RSJ 08/0276/GA, 16 juni 2008, beroep
Uitspraakdatum:16-06-2008

Dit onderwerp bevat de volgende rubrieken.

Uitspraak

nummer: 08/276/GA

betreft: [klager] datum: 16 juni 2008

De beroepscommissie als bedoeld in artikel 69, tweede lid, van de Penitentiaire beginselenwet (Pbw) heeft kennisgenomen van een bij het secretariaat van de Raad ingekomen beroepschrift, ingediend door mr. A.H.T. de Haas, namens

[...], verder te noemen klager,

gericht tegen een uitspraak van 24 januari 2008 van de beklagcommissie bij de locatie Ooyerhoek te Zutphen, betreffende de aanpassing van de bezoekopstelling in de bezoekzaal van de locatie,

alsmede van de overige stukken, waaronder de uitspraak waarvan beroep, welke in afschrift aan deze uitspraak is gehecht.

Ter zitting van de beroepscommissie van 1 april 2008, gehouden in de locatie Ooyerhoek voornoemd, zijn gehoord klager, bijgestaan door zijn raadsman mr. A.H.T. de Haas, en [...], unit-directeur bij voormelde locatie.

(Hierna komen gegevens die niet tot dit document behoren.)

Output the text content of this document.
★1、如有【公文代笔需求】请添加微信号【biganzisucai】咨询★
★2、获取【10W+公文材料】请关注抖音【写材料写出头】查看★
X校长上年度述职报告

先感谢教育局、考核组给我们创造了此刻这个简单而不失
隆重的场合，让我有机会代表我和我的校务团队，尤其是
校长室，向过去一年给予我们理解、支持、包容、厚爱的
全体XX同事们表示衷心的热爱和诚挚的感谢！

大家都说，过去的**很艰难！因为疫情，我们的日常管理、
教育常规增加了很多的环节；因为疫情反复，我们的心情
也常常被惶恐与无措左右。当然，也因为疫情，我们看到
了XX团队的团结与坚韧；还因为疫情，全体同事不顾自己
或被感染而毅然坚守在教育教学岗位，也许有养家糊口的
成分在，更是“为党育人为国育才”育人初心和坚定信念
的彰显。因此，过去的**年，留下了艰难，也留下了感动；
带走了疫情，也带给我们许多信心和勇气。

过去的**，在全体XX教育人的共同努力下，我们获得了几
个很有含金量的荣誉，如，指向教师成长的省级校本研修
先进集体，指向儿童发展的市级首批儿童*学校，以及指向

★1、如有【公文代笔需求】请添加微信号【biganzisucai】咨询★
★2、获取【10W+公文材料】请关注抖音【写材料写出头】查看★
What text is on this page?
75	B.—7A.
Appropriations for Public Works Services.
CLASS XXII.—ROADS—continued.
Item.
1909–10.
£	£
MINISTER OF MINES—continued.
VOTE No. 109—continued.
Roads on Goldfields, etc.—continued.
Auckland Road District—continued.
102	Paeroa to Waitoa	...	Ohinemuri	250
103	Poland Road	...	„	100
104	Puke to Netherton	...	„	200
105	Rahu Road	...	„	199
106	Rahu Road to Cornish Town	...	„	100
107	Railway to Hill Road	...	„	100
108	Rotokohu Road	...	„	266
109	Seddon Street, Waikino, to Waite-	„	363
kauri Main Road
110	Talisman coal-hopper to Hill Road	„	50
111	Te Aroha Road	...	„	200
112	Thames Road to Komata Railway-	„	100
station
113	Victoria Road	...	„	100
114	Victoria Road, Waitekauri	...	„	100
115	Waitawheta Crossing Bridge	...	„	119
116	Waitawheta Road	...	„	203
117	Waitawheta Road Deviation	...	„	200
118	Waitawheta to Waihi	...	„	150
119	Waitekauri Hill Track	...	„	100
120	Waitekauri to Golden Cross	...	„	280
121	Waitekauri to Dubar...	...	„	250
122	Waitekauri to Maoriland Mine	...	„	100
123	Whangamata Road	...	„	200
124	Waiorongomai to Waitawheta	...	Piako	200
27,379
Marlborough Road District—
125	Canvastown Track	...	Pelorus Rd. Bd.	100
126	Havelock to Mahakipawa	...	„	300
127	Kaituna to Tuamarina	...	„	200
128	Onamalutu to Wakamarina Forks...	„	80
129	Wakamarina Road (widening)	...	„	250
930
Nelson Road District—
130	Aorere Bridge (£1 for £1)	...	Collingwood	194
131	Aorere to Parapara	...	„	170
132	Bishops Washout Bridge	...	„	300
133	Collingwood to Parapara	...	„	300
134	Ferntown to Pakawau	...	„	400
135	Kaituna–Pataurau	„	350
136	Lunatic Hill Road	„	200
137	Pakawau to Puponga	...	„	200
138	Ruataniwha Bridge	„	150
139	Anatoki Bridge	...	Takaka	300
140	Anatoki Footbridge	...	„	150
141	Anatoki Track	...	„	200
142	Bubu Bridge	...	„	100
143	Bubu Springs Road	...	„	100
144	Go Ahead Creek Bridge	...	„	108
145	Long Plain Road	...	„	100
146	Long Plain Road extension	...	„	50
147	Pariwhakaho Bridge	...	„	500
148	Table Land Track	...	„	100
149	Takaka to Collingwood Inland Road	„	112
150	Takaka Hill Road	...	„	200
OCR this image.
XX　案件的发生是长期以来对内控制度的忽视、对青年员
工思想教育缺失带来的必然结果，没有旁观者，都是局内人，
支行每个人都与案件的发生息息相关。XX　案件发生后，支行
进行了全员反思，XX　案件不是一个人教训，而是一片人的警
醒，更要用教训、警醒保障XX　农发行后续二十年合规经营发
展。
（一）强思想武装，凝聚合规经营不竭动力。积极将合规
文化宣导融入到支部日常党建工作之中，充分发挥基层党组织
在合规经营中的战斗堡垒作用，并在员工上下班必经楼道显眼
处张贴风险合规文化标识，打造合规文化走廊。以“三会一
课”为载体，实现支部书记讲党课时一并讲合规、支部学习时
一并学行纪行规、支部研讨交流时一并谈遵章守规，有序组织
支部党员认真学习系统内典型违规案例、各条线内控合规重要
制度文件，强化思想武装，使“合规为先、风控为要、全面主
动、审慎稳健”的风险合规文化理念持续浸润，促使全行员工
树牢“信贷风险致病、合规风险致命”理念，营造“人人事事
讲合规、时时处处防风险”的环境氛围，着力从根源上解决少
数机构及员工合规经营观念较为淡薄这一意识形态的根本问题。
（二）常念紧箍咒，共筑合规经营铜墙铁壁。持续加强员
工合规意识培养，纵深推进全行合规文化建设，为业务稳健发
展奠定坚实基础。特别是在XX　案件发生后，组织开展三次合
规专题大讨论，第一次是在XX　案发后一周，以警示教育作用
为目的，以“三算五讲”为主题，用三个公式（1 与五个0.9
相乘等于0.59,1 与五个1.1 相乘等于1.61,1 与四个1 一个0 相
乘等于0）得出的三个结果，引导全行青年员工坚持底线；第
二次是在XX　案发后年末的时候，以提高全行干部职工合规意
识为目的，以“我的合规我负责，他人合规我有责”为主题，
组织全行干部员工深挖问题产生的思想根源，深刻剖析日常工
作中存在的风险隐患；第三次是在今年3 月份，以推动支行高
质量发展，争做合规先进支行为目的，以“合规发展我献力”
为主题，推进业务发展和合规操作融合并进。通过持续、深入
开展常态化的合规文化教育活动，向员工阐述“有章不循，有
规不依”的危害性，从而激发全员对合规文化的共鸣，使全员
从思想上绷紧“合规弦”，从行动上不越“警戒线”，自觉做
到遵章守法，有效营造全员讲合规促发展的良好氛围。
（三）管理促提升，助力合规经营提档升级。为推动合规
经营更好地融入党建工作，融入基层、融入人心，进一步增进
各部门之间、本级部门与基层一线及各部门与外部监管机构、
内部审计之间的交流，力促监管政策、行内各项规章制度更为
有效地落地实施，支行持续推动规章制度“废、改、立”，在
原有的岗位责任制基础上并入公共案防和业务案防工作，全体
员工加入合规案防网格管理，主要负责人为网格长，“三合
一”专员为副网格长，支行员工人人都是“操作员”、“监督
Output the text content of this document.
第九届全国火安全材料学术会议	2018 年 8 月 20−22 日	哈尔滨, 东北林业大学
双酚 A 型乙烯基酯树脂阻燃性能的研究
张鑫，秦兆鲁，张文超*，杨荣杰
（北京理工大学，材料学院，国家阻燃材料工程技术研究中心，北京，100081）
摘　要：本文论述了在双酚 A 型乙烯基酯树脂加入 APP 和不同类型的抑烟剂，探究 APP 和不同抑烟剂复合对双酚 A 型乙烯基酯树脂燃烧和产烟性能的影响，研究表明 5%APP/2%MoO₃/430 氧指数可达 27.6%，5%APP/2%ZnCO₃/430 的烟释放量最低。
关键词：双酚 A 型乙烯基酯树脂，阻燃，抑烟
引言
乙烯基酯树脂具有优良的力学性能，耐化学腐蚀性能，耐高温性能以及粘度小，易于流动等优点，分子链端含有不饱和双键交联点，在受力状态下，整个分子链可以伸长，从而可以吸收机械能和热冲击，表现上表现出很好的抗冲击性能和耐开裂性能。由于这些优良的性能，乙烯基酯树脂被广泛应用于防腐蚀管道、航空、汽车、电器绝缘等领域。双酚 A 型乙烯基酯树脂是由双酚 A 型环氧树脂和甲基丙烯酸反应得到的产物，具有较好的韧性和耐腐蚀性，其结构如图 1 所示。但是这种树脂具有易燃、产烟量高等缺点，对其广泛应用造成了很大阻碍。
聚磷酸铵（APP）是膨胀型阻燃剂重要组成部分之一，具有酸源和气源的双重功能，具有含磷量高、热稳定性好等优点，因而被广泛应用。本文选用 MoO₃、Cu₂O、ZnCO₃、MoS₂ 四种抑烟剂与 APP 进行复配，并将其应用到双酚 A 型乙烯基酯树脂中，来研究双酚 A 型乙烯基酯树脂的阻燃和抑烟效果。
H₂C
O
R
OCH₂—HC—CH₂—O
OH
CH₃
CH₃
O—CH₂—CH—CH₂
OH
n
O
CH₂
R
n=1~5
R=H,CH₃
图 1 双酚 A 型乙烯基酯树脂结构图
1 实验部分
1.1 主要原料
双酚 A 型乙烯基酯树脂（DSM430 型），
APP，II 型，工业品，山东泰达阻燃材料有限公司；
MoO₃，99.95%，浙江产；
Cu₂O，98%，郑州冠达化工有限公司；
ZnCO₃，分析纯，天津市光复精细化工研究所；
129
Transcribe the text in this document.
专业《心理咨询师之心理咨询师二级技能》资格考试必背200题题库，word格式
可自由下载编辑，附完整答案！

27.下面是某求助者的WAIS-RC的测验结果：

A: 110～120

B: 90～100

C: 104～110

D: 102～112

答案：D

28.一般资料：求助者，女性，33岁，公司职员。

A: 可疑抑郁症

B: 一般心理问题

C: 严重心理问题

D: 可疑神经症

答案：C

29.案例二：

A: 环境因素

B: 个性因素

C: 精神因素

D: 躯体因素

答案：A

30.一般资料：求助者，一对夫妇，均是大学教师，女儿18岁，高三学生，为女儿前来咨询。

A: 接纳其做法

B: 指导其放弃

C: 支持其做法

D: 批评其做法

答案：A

Op grond van haar onderzoek overweegt en beslist de beroepscommissie als volgt:

1. De beoordeling
Aan de orde is allereerst, zoals terecht door de beklagcommissie is overwogen, de vraag of klager kan worden ontvangen in zijn beklag. De beklagcommissie heeft, met verwijzing naar een aantal uitspraken van de beroepscommissie, klager ontvankelijk
geacht in zijn beklag, nu het beklag is gericht tegen een – door klager gestelde – strijdigheid van de door de directeur genomen maatregel met hogere wet- of regelgeving. Indien die strijd met hogere regels zou worden aangenomen, zou de bestreden
beslissing van de beklagcommissie op goede gronden genomen zijn.
Zoals de beklagcommissie op goede gronden heeft aangenomen, is hier geen sprake van een beslissing als bedoeld in artikel 60, eerste lid, van de Pbw, nu hier sprake is van een feitelijke toestand. De vraag of hier sprake is van een maatregel van de
directeur die in het kader van het beklagrecht kan worden getoetst, wordt derhalve door de beroepscommissie, anders dan door de beklagcommissie, ontkennend beantwoord. Hetgeen hiervoor is overwogen, maakt dat de beslissing van de beklagcommissie niet
in
stand kan blijven en dat klager alsnog niet-ontvankelijk moet worden verklaard in zijn beklag.

2. De uitspraak
De beroepscommissie vernietigt de uitspraak van de beklagcommissie en verklaart klager niet-ontvankelijk in zijn beklag.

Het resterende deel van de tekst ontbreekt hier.